「行き違いってなんですか?私は納得いかないから今日ここへ来たんです!」

「篠原さん、ちょっと落ち着いて」

「まあ行き違いって言うか勘違いがあるみたいだねぇ」

「滝課長はここでいじめがあったとは認識してないんでしょうか?自分は行き違いや勘違いではなく、いじめがあったと認識しております」

「いじめか。僕は彼女の仕事熱心が故に起こった勘違いと認識しているのだがねぇ」

「とにかく当事者本人がいなければ話しになりません。また日を改めて伺います」

「まあ君も落ち着いて。この話しは今日を限りにして欲しいもんなんだがねぇ。これ以上の混乱は生産にさえ悪い影響を及ぼしかねないからねぇ」

「ではどうしろと?」

滝課長の含むような物言いに少しイラついてきた僕は、答えをせがむように聞いた。

「まあ言いにくいんだが、篠原さんを他の派遣さんに代えて貰う訳にはいかんだろうか。いや篠原さんは十分やってくれているとは思うんだ。だけどね、現場に欲しいのは仕事が出来る派遣じゃないんだよ。生産ラインを乱さず輪を乱さずってやつだ」

「篠原に代わる派遣など我社にはいません。篠原を追い出すなら、当然そちらの女性社員にも何らかのペナルティーはあるんでしょうか?」

「それは君の知るところではないな。
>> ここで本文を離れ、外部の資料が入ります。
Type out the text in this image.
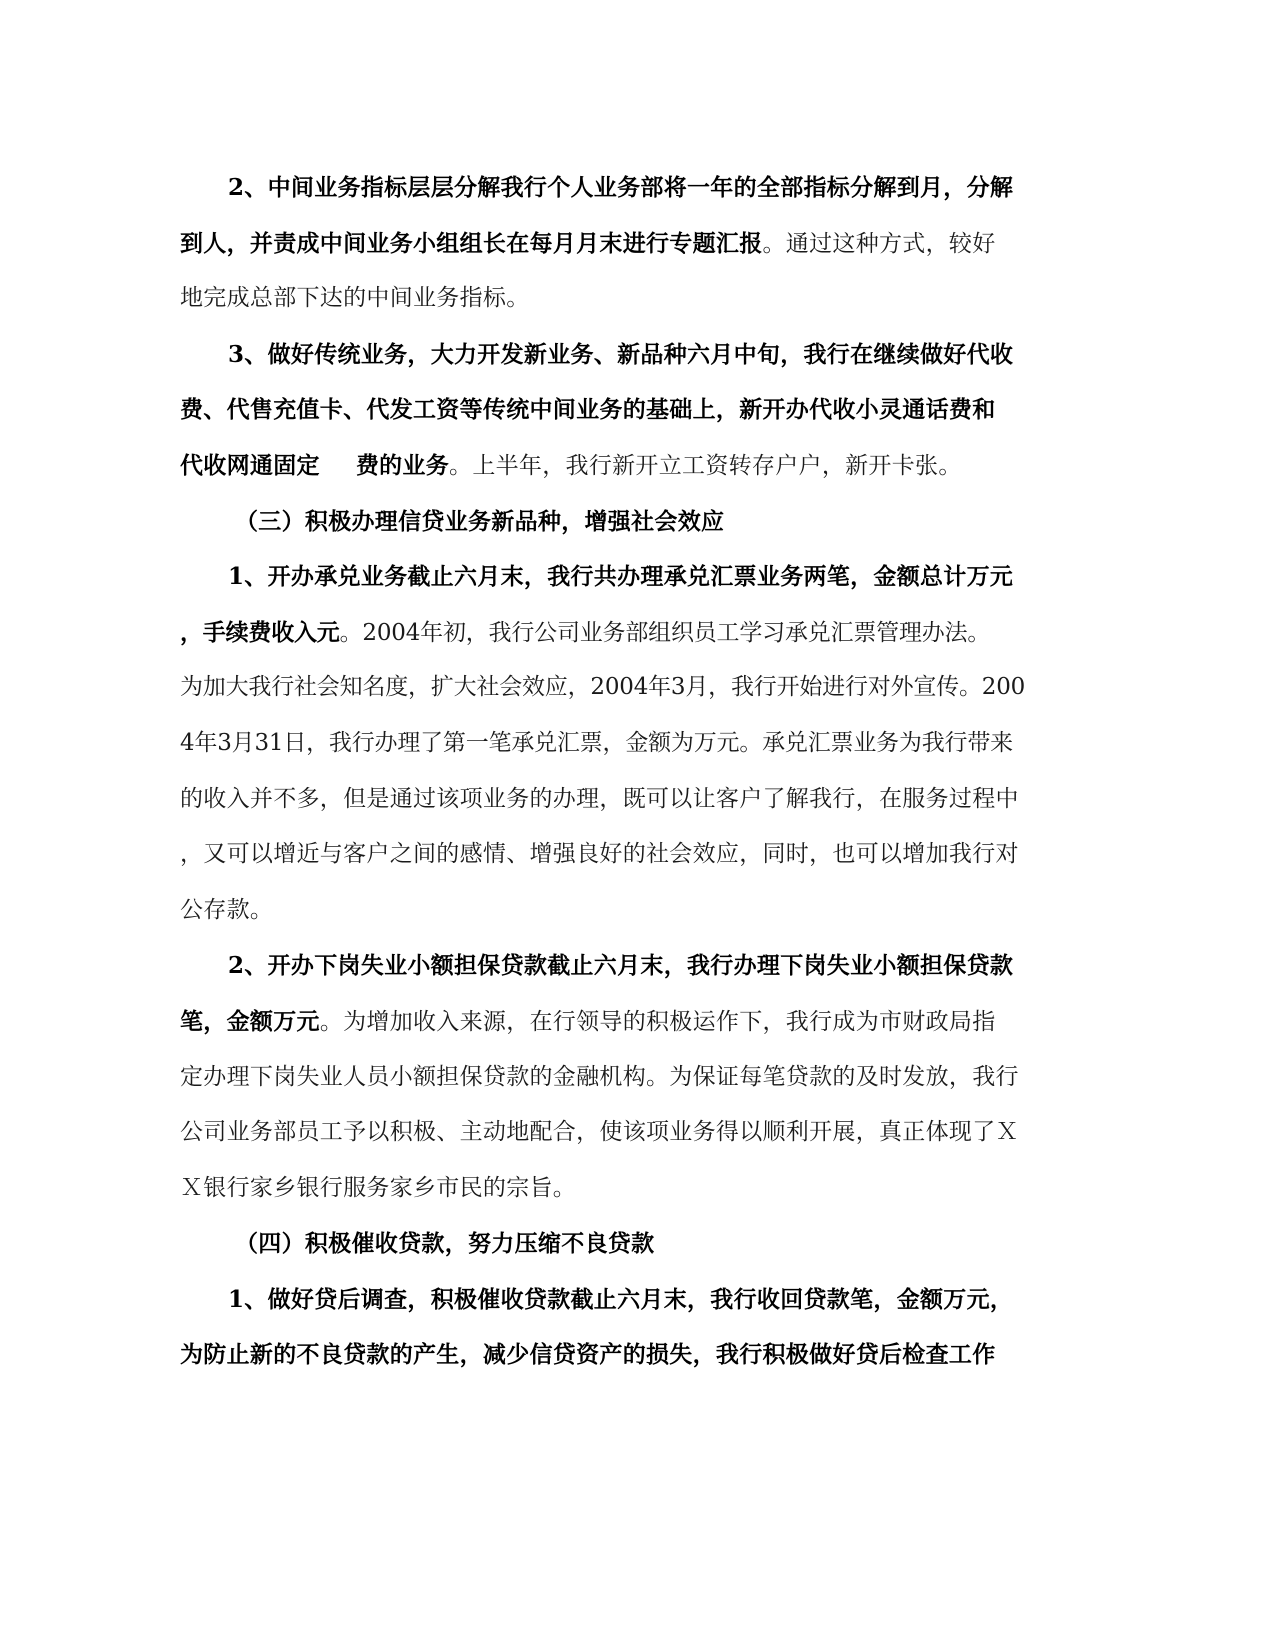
2、中间业务指标层层分解我行个人业务部将一年的全部指标分解到月，分解
到人，并责成中间业务小组组长在每月月末进行专题汇报。通过这种方式，较好
地完成总部下达的中间业务指标。
3、做好传统业务，大力开发新业务、新品种六月中旬，我行在继续做好代收
费、代售充值卡、代发工资等传统中间业务的基础上，新开办代收小灵通话费和
代收网通固定 费的业务。上半年，我行新开立工资转存户户，新开卡张。
（三）积极办理信贷业务新品种，增强社会效应
1、开办承兑业务截止六月末，我行共办理承兑汇票业务两笔，金额总计万元
，手续费收入元。2004年初，我行公司业务部组织员工学习承兑汇票管理办法。
为加大我行社会知名度，扩大社会效应，2004年3月，我行开始进行对外宣传。200
4年3月31日，我行办理了第一笔承兑汇票，金额为万元。承兑汇票业务为我行带来
的收入并不多，但是通过该项业务的办理，既可以让客户了解我行，在服务过程中
，又可以增近与客户之间的感情、增强良好的社会效应，同时，也可以增加我行对
公存款。
2、开办下岗失业小额担保贷款截止六月末，我行办理下岗失业小额担保贷款
笔，金额万元。为增加收入来源，在行领导的积极运作下，我行成为市财政局指
定办理下岗失业人员小额担保贷款的金融机构。为保证每笔贷款的及时发放，我行
公司业务部员工予以积极、主动地配合，使该项业务得以顺利开展，真正体现了Ｘ
Ｘ银行家乡银行服务家乡市民的宗旨。
（四）积极催收贷款，努力压缩不良贷款
1、做好贷后调查，积极催收贷款截止六月末，我行收回贷款笔，金额万元，
为防止新的不良贷款的产生，减少信贷资产的损失，我行积极做好贷后检查工作
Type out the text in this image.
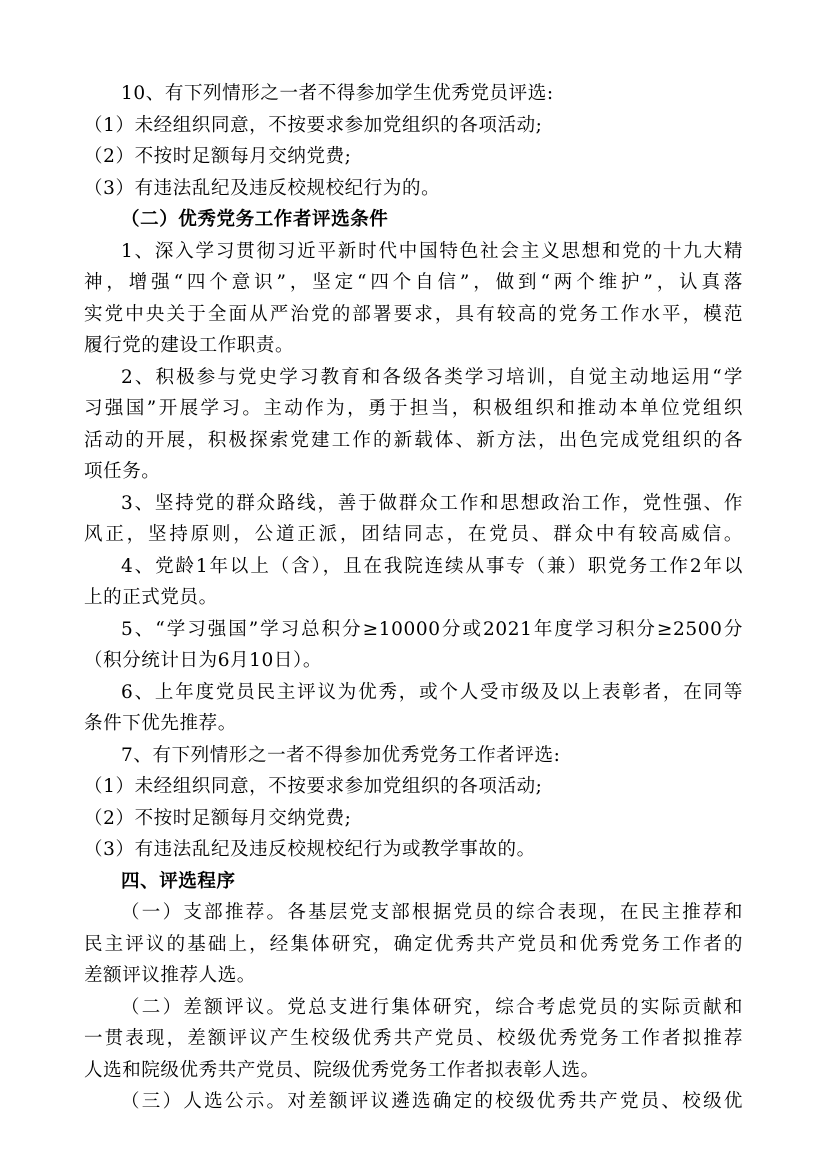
10、有下列情形之一者不得参加学生优秀党员评选:
（1）未经组织同意，不按要求参加党组织的各项活动;
（2）不按时足额每月交纳党费;
（3）有违法乱纪及违反校规校纪行为的。
（二）优秀党务工作者评选条件
1、深入学习贯彻习近平新时代中国特色社会主义思想和党的十九大精
神，增强“四个意识”，坚定“四个自信”，做到“两个维护”，认真落
实党中央关于全面从严治党的部署要求，具有较高的党务工作水平，模范
履行党的建设工作职责。
2、积极参与党史学习教育和各级各类学习培训，自觉主动地运用“学
习强国”开展学习。主动作为，勇于担当，积极组织和推动本单位党组织
活动的开展，积极探索党建工作的新载体、新方法，出色完成党组织的各
项任务。
3、坚持党的群众路线，善于做群众工作和思想政治工作，党性强、作
风正，坚持原则，公道正派，团结同志，在党员、群众中有较高威信。
4、党龄1年以上（含），且在我院连续从事专（兼）职党务工作2年以
上的正式党员。
5、“学习强国”学习总积分≥10000分或2021年度学习积分≥2500分
（积分统计日为6月10日）。
6、上年度党员民主评议为优秀，或个人受市级及以上表彰者，在同等
条件下优先推荐。
7、有下列情形之一者不得参加优秀党务工作者评选:
（1）未经组织同意，不按要求参加党组织的各项活动;
（2）不按时足额每月交纳党费;
（3）有违法乱纪及违反校规校纪行为或教学事故的。
四、评选程序
（一）支部推荐。各基层党支部根据党员的综合表现，在民主推荐和
民主评议的基础上，经集体研究，确定优秀共产党员和优秀党务工作者的
差额评议推荐人选。
（二）差额评议。党总支进行集体研究，综合考虑党员的实际贡献和
一贯表现，差额评议产生校级优秀共产党员、校级优秀党务工作者拟推荐
人选和院级优秀共产党员、院级优秀党务工作者拟表彰人选。
（三）人选公示。对差额评议遴选确定的校级优秀共产党员、校级优
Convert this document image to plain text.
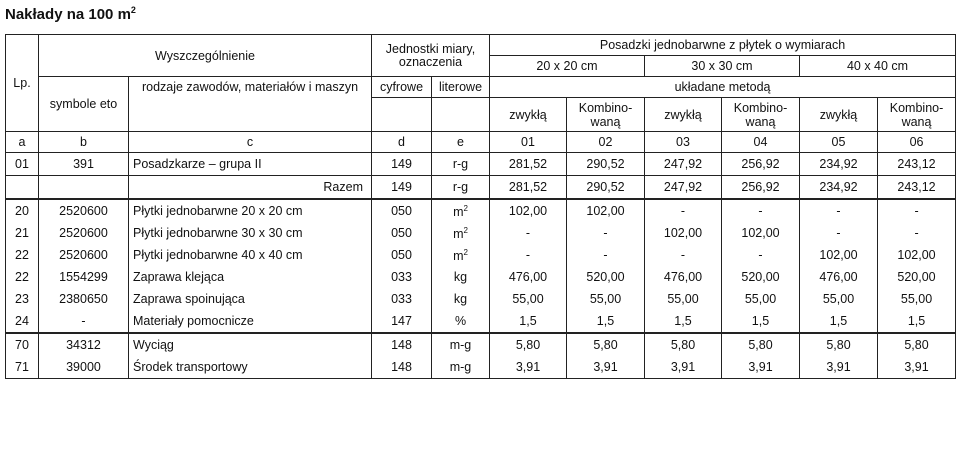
Nakłady na 100 $m^2$
Lp.	Wyszczególnienie		Jednostki miary, oznaczenia		Posadzki jednobarwne z płytek o wymiarach					
					20 x 20 cm		30 x 30 cm		40 x 40 cm	
	symbole eto	rodzaje zawodów, materiałów i maszyn	cyfrowe	literowe	układane metodą					
					zwykłą	Kombino-waną	zwykłą	Kombino-waną	zwykłą	Kombino-waną
a	b	c	d	e	01	02	03	04	05	06
01	391	Posadzkarze – grupa II	149	r-g	281,52	290,52	247,92	256,92	234,92	243,12
		Razem	149	r-g	281,52	290,52	247,92	256,92	234,92	243,12
20	2520600	Płytki jednobarwne 20 x 20 cm	050	$m^2$	102,00	102,00	-	-	-	-
21	2520600	Płytki jednobarwne 30 x 30 cm	050	$m^2$	-	-	102,00	102,00	-	-
22	2520600	Płytki jednobarwne 40 x 40 cm	050	$m^2$	-	-	-	-	102,00	102,00
22	1554299	Zaprawa klejąca	033	kg	476,00	520,00	476,00	520,00	476,00	520,00
23	2380650	Zaprawa spoinująca	033	kg	55,00	55,00	55,00	55,00	55,00	55,00
24	-	Materiały pomocnicze	147	%	1,5	1,5	1,5	1,5	1,5	1,5
70	34312	Wyciąg	148	m-g	5,80	5,80	5,80	5,80	5,80	5,80
71	39000	Środek transportowy	148	m-g	3,91	3,91	3,91	3,91	3,91	3,91
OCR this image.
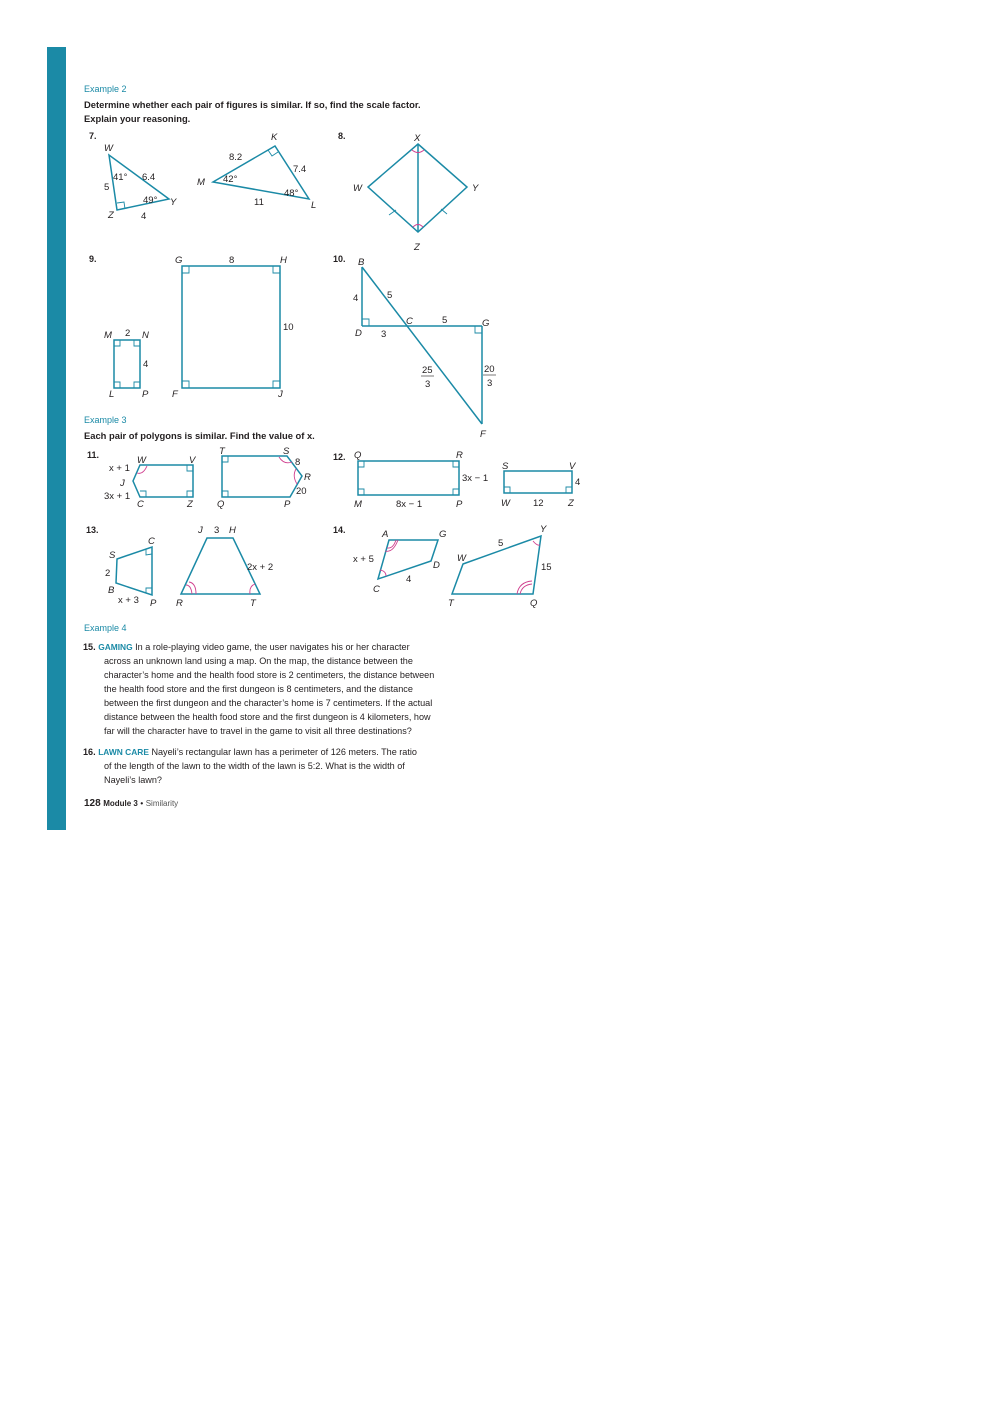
Example 2
Determine whether each pair of figures is similar. If so, find the scale factor.
Explain your reasoning.
7.	8.
9.	10.
Example 3
Each pair of polygons is similar. Find the value of x.
11.	12.
13.	14.
Example 4
W
Z
Y
41°
49°
6.4
5
4
K
M
L
42°
48°
8.2
7.4
11
X
W	Y
Z
M	N
L	P
2
4
G	H
F	J
8
10
B
D
C	G
F
4	5
3
5
25
3
20
3
W	V
J
C	Z
x + 1
3x + 1
T	S
R
Q	P
8
20
Q	R
M	P
3x − 1
8x − 1
S	V
W	Z
4
12
S
C
B
P
2
x + 3
J	H
R	T
3
2x + 2
A	G
D
C
x + 5
4
W
Y
T	Q
5
15
15. GAMING In a role-playing video game, the user navigates his or her character
across an unknown land using a map. On the map, the distance between the
character’s home and the health food store is 2 centimeters, the distance between
the health food store and the first dungeon is 8 centimeters, and the distance
between the first dungeon and the character’s home is 7 centimeters. If the actual
distance between the health food store and the first dungeon is 4 kilometers, how
far will the character have to travel in the game to visit all three destinations?
16. LAWN CARE Nayeli’s rectangular lawn has a perimeter of 126 meters. The ratio
of the length of the lawn to the width of the lawn is 5:2. What is the width of
Nayeli’s lawn?
128 Module 3 • Similarity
彼女をどうするかは僕の仕事になる」

「ペナルティーはあるんですね?」

「もう良いです・・」

僕と課長のやり取りを黙って聞いていた篠原さんが静かに口を開く。

「私がこの現場を出て行けば丸く収まるんですね?いじめは無くなるんですね?・・・だったら私はここを辞めます・・」

「篠原さん、それは駄目ですよ!」

「うん。約束しよう。いじめがあったか無かったかは別として、これからはそんな事は一切ないと約束するよ」

課長は左腕のロレックスを気にしながらそう言った。

「じゃあ、それで良いです・・」

その言葉を聞くと滝課長はソファーから立ち上がり、篠原さんに労いの言葉を一言二言かけ、最後に「補充よろしく」と僕に言った。

(補充だと!人間の補充なんかあるものか!)

僕は喉元まで出かかったその言葉を呑み込み、それを潮時に事務所を後にした。